Article ID Journal Published Year Pages File Type
5738341 Neuroscience Letters 2017 7 Pages PDF
Abstract
Because stress is a significant risk factor for depression, many animal models of depression employ chronic stress as a precipitating event. However, almost without exception, stress-induced animal models of depression focus on a single bout of depression and therefore, they do not provide any means to understand the typical cycling of mood observed in most patients with depression. Here we assessed whether repeated cycles of exposure to the stress hormone corticosterone would sensitize depression-like behavior. Rats were treated with corticosterone (CORT; 20 or 40 mg/kg) or vehicle for two cycles (21 days each), followed by a 21-day recovery period. Depression-like behavior was assessed via repeated forced swim tests (FSTs) in the middle and at the end of each CORT treatment and at the end of each recovery period.

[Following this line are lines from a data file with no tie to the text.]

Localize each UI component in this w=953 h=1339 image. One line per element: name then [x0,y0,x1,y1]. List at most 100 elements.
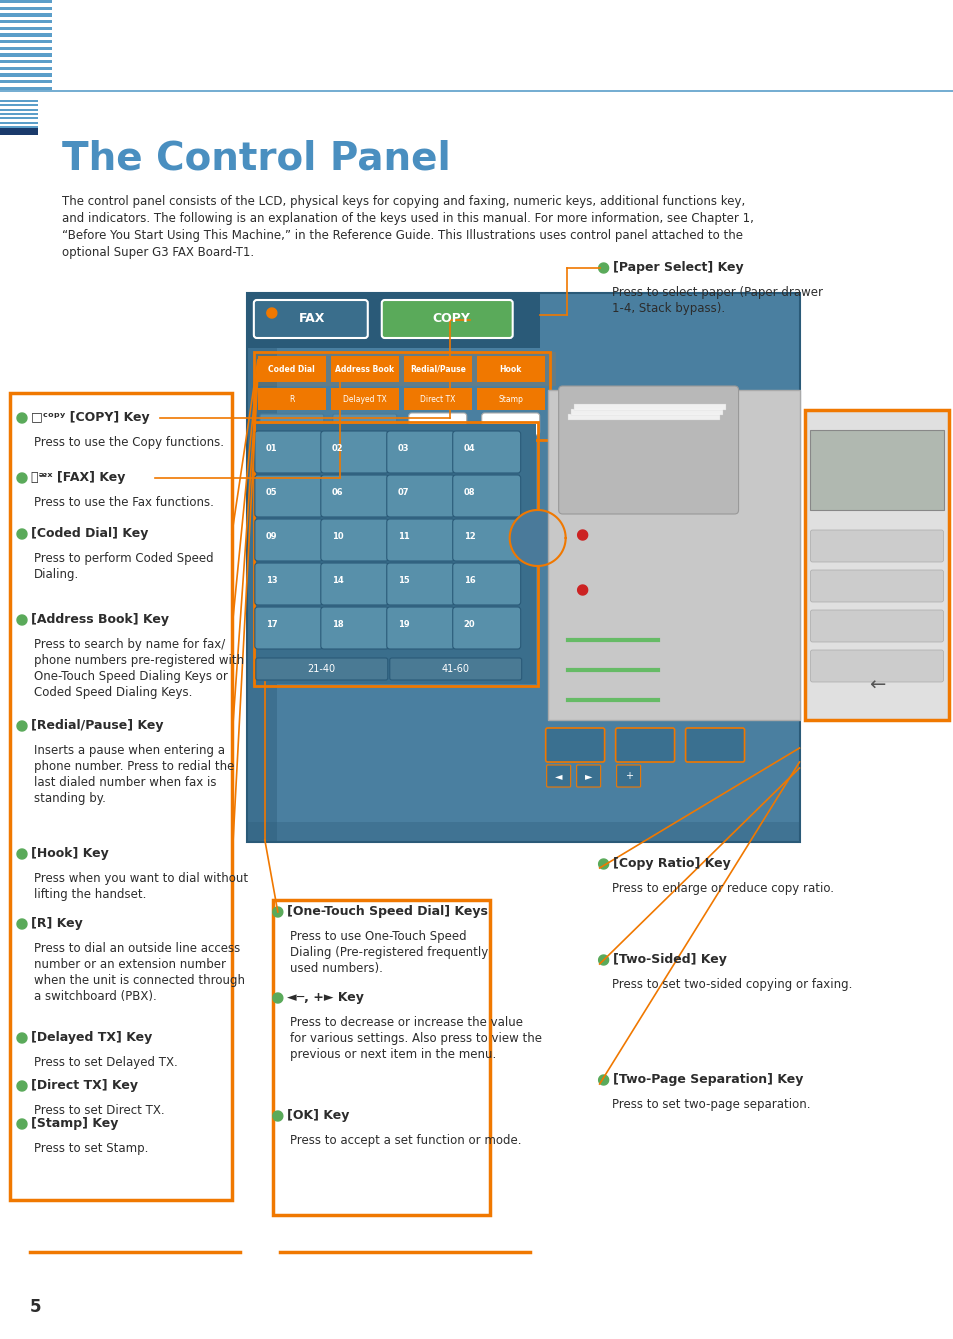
Text: optional Super G3 FAX Board-T1.: optional Super G3 FAX Board-T1. [62,246,253,258]
FancyBboxPatch shape [254,475,322,517]
FancyBboxPatch shape [615,728,674,762]
Text: 13: 13 [266,576,277,585]
Bar [257,356,326,382]
Text: The control panel consists of the LCD, physical keys for copying and faxing, num: The control panel consists of the LCD, p… [62,195,744,208]
Bar [0,129,38,135]
FancyBboxPatch shape [453,431,520,473]
Bar [255,424,536,684]
Bar [0,108,38,111]
Bar [257,388,326,410]
FancyBboxPatch shape [453,607,520,649]
Text: Dialing.: Dialing. [34,568,79,581]
Bar [0,112,38,115]
Text: ←: ← [868,675,884,695]
Text: [Redial/Pause] Key: [Redial/Pause] Key [30,719,163,732]
Text: R: R [289,395,294,403]
Text: Press to use the Fax functions.: Press to use the Fax functions. [34,495,213,509]
FancyBboxPatch shape [259,414,323,434]
Text: Press to set two-sided copying or faxing.: Press to set two-sided copying or faxing… [611,977,851,991]
Bar [247,293,799,842]
FancyBboxPatch shape [481,412,539,435]
FancyBboxPatch shape [253,300,368,337]
Bar [0,67,51,70]
Text: 10: 10 [332,532,343,541]
FancyBboxPatch shape [810,611,943,641]
Text: Redial/Pause: Redial/Pause [410,364,465,374]
Bar [0,126,38,129]
Text: ►: ► [584,771,592,781]
Text: ⓕᵆˣ [FAX] Key: ⓕᵆˣ [FAX] Key [30,471,125,485]
FancyBboxPatch shape [381,300,512,337]
FancyBboxPatch shape [576,765,600,787]
Polygon shape [509,510,565,566]
FancyBboxPatch shape [453,562,520,605]
Text: 01: 01 [266,445,277,453]
Text: Direct TX: Direct TX [419,395,455,403]
Text: 03: 03 [397,445,409,453]
Bar [0,87,51,90]
Polygon shape [17,1032,27,1043]
Polygon shape [578,585,587,595]
Polygon shape [17,919,27,929]
Bar [0,100,38,102]
Bar [0,0,51,3]
Text: Press to select paper (Paper drawer: Press to select paper (Paper drawer [611,287,821,299]
Bar [403,356,471,382]
Text: Press to search by name for fax/: Press to search by name for fax/ [34,637,225,651]
FancyBboxPatch shape [320,562,389,605]
Text: Address Book: Address Book [335,364,394,374]
Text: 20: 20 [463,620,475,629]
FancyBboxPatch shape [259,388,323,408]
Bar [0,80,51,83]
Text: Press to set two-page separation.: Press to set two-page separation. [611,1098,809,1111]
Polygon shape [578,530,587,540]
Text: Hook: Hook [499,364,521,374]
FancyBboxPatch shape [408,412,466,435]
Bar [476,388,544,410]
Text: Press to set Direct TX.: Press to set Direct TX. [34,1103,165,1117]
FancyBboxPatch shape [386,520,455,561]
Bar [253,352,549,441]
Bar [331,356,398,382]
Bar [403,388,471,410]
Text: 02: 02 [332,445,343,453]
FancyBboxPatch shape [478,388,542,408]
Polygon shape [17,529,27,540]
Polygon shape [17,1119,27,1129]
Text: FAX: FAX [298,312,325,325]
Text: used numbers).: used numbers). [290,961,382,975]
Text: Press to enlarge or reduce copy ratio.: Press to enlarge or reduce copy ratio. [611,882,833,894]
Text: 1-4, Stack bypass).: 1-4, Stack bypass). [611,303,724,315]
Bar [247,822,799,842]
Text: Press when you want to dial without: Press when you want to dial without [34,872,248,885]
Text: phone number. Press to redial the: phone number. Press to redial the [34,761,234,773]
Text: The Control Panel: The Control Panel [62,141,450,178]
FancyBboxPatch shape [254,562,322,605]
Bar [0,13,51,16]
Polygon shape [273,1111,282,1121]
Text: 16: 16 [463,576,475,585]
Text: a switchboard (PBX).: a switchboard (PBX). [34,990,156,1003]
Bar [0,40,51,43]
Bar [273,900,489,1214]
Text: ◄: ◄ [555,771,562,781]
Bar [0,118,38,119]
FancyBboxPatch shape [810,530,943,562]
Bar [10,394,232,1200]
Text: Press to accept a set function or mode.: Press to accept a set function or mode. [290,1134,520,1148]
FancyBboxPatch shape [386,475,455,517]
FancyBboxPatch shape [333,388,396,408]
Polygon shape [273,994,282,1003]
Bar [0,122,38,123]
Text: 21-40: 21-40 [308,664,335,674]
Polygon shape [598,860,608,869]
FancyBboxPatch shape [453,475,520,517]
Bar [253,422,537,686]
Bar [0,60,51,63]
Text: [Delayed TX] Key: [Delayed TX] Key [30,1031,152,1044]
FancyBboxPatch shape [254,431,322,473]
Text: [Copy Ratio] Key: [Copy Ratio] Key [612,857,730,870]
Text: standing by.: standing by. [34,791,106,805]
Bar [0,7,51,9]
Text: 14: 14 [332,576,343,585]
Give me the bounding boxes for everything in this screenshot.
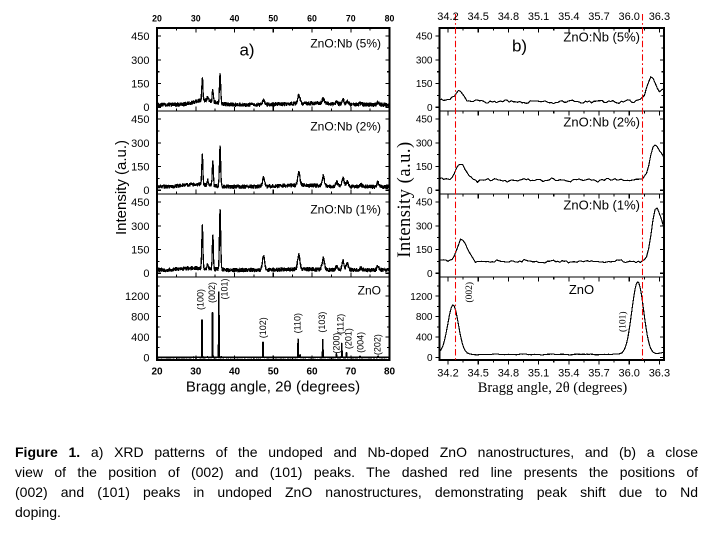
svg-text:150: 150	[416, 162, 433, 173]
svg-text:36.0: 36.0	[618, 368, 639, 380]
svg-text:34.5: 34.5	[467, 11, 488, 23]
svg-text:(101): (101)	[220, 278, 230, 299]
svg-text:(002): (002)	[207, 282, 217, 303]
svg-text:0: 0	[427, 186, 433, 197]
svg-text:40: 40	[229, 366, 241, 377]
svg-text:34.2: 34.2	[437, 368, 458, 380]
svg-text:(103): (103)	[317, 312, 327, 333]
svg-text:50: 50	[268, 13, 278, 23]
svg-text:70: 70	[345, 366, 357, 377]
svg-text:300: 300	[131, 55, 149, 67]
svg-text:70: 70	[346, 13, 356, 23]
svg-text:36.3: 36.3	[649, 11, 670, 23]
svg-text:800: 800	[416, 312, 433, 323]
svg-text:ZnO: ZnO	[569, 282, 594, 297]
svg-text:Bragg angle, 2θ (degrees): Bragg angle, 2θ (degrees)	[186, 379, 360, 396]
svg-text:150: 150	[131, 79, 149, 91]
svg-text:150: 150	[416, 245, 433, 256]
svg-text:0: 0	[427, 353, 433, 364]
svg-text:0: 0	[143, 185, 149, 197]
svg-text:1200: 1200	[125, 291, 149, 303]
svg-text:(102): (102)	[258, 317, 268, 338]
svg-text:Intensity (a.u.): Intensity (a.u.)	[395, 141, 415, 257]
svg-text:150: 150	[131, 162, 149, 174]
svg-text:80: 80	[384, 366, 396, 377]
svg-text:ZnO: ZnO	[358, 283, 381, 297]
svg-text:(202): (202)	[373, 334, 383, 355]
svg-text:(112): (112)	[336, 314, 346, 334]
svg-text:(201): (201)	[343, 328, 353, 349]
svg-text:150: 150	[416, 79, 433, 90]
svg-text:60: 60	[306, 366, 318, 377]
svg-text:80: 80	[385, 13, 395, 23]
svg-text:150: 150	[131, 245, 149, 257]
svg-text:ZnO:Nb (2%): ZnO:Nb (2%)	[563, 115, 640, 130]
svg-text:0: 0	[143, 353, 149, 365]
svg-text:(004): (004)	[355, 332, 365, 353]
svg-text:20: 20	[152, 13, 162, 23]
svg-text:0: 0	[427, 103, 433, 114]
svg-text:300: 300	[131, 138, 149, 150]
svg-text:300: 300	[416, 55, 433, 66]
svg-text:(110): (110)	[293, 313, 303, 333]
svg-text:(200): (200)	[331, 333, 341, 354]
svg-text:34.8: 34.8	[498, 11, 519, 23]
svg-text:34.2: 34.2	[437, 11, 458, 23]
svg-text:35.7: 35.7	[588, 368, 609, 380]
svg-text:(100): (100)	[196, 289, 206, 310]
svg-text:50: 50	[268, 366, 280, 377]
svg-text:800: 800	[131, 312, 149, 324]
svg-text:ZnO:Nb (2%): ZnO:Nb (2%)	[310, 119, 381, 133]
svg-text:35.4: 35.4	[558, 11, 579, 23]
svg-text:35.1: 35.1	[528, 368, 549, 380]
svg-text:450: 450	[416, 115, 433, 126]
svg-text:ZnO:Nb (1%): ZnO:Nb (1%)	[310, 202, 381, 216]
svg-text:400: 400	[131, 332, 149, 344]
svg-text:0: 0	[143, 268, 149, 280]
svg-text:36.0: 36.0	[618, 11, 639, 23]
svg-text:35.4: 35.4	[558, 368, 579, 380]
svg-text:30: 30	[191, 13, 201, 23]
svg-text:b): b)	[512, 37, 527, 56]
svg-text:60: 60	[307, 13, 317, 23]
svg-text:ZnO:Nb (1%): ZnO:Nb (1%)	[563, 198, 640, 213]
svg-text:300: 300	[416, 138, 433, 149]
svg-text:450: 450	[416, 32, 433, 43]
svg-text:1200: 1200	[410, 292, 433, 303]
svg-text:Intensity (a.u.): Intensity (a.u.)	[113, 140, 130, 235]
svg-text:450: 450	[131, 197, 149, 209]
svg-text:ZnO:Nb (5%): ZnO:Nb (5%)	[563, 30, 640, 45]
svg-text:450: 450	[416, 198, 433, 209]
svg-text:34.5: 34.5	[467, 368, 488, 380]
svg-text:(101): (101)	[618, 311, 629, 332]
svg-text:34.8: 34.8	[498, 368, 519, 380]
svg-text:20: 20	[151, 366, 163, 377]
svg-text:35.7: 35.7	[588, 11, 609, 23]
svg-text:(002): (002)	[464, 282, 475, 303]
svg-text:0: 0	[143, 102, 149, 114]
svg-text:300: 300	[416, 221, 433, 232]
svg-text:40: 40	[230, 13, 240, 23]
svg-text:300: 300	[131, 221, 149, 233]
svg-text:ZnO:Nb (5%): ZnO:Nb (5%)	[310, 36, 381, 50]
svg-text:450: 450	[131, 114, 149, 126]
svg-text:a): a)	[239, 41, 254, 60]
svg-text:36.3: 36.3	[649, 368, 670, 380]
svg-text:0: 0	[427, 269, 433, 280]
svg-text:450: 450	[131, 31, 149, 43]
svg-text:35.1: 35.1	[528, 11, 549, 23]
svg-text:30: 30	[190, 366, 202, 377]
svg-text:400: 400	[416, 333, 433, 344]
svg-text:Bragg angle, 2θ (degrees): Bragg angle, 2θ (degrees)	[478, 380, 628, 396]
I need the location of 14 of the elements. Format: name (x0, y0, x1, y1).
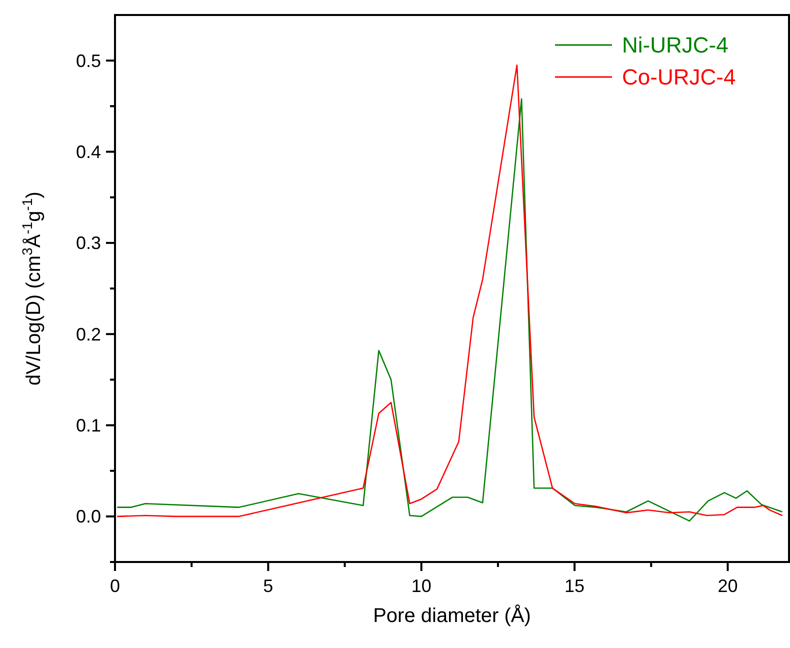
y-tick-label: 0.4 (76, 142, 101, 162)
y-tick-label: 0.2 (76, 324, 101, 344)
y-tick-label: 0.1 (76, 416, 101, 436)
x-tick-label: 15 (564, 576, 585, 596)
x-tick-label: 0 (110, 576, 120, 596)
text: 0.0 (76, 506, 101, 527)
x-axis-title: Pore diameter (Å) (373, 604, 531, 627)
y-tick-label: 0.5 (76, 50, 101, 71)
x-tick-label: 5 (263, 576, 274, 596)
y-tick-label: 0.3 (76, 233, 101, 254)
x-tick-label: 20 (718, 576, 738, 596)
legend-label: Ni-URJC-4 (622, 32, 728, 58)
legend-label: Co-URJC-4 (622, 64, 736, 90)
x-tick-label: 10 (411, 576, 432, 596)
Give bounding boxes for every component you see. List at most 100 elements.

Our results showed that CORT administration for two cycles produces increasingly greater effects on depression-like behavior and a decrease in recovery between cycles. Potential confounding effects of body weight and repetitive behavioral testing are considered in the interpretation of these effects. Our approach of using more than one cycle of CORT exposure provides strong face validity as it mimics several aspects of human depression. The use of multiple cycles of CORT exposure may provide a means to study the episode recurrence seen in more than 70% of patients with depression.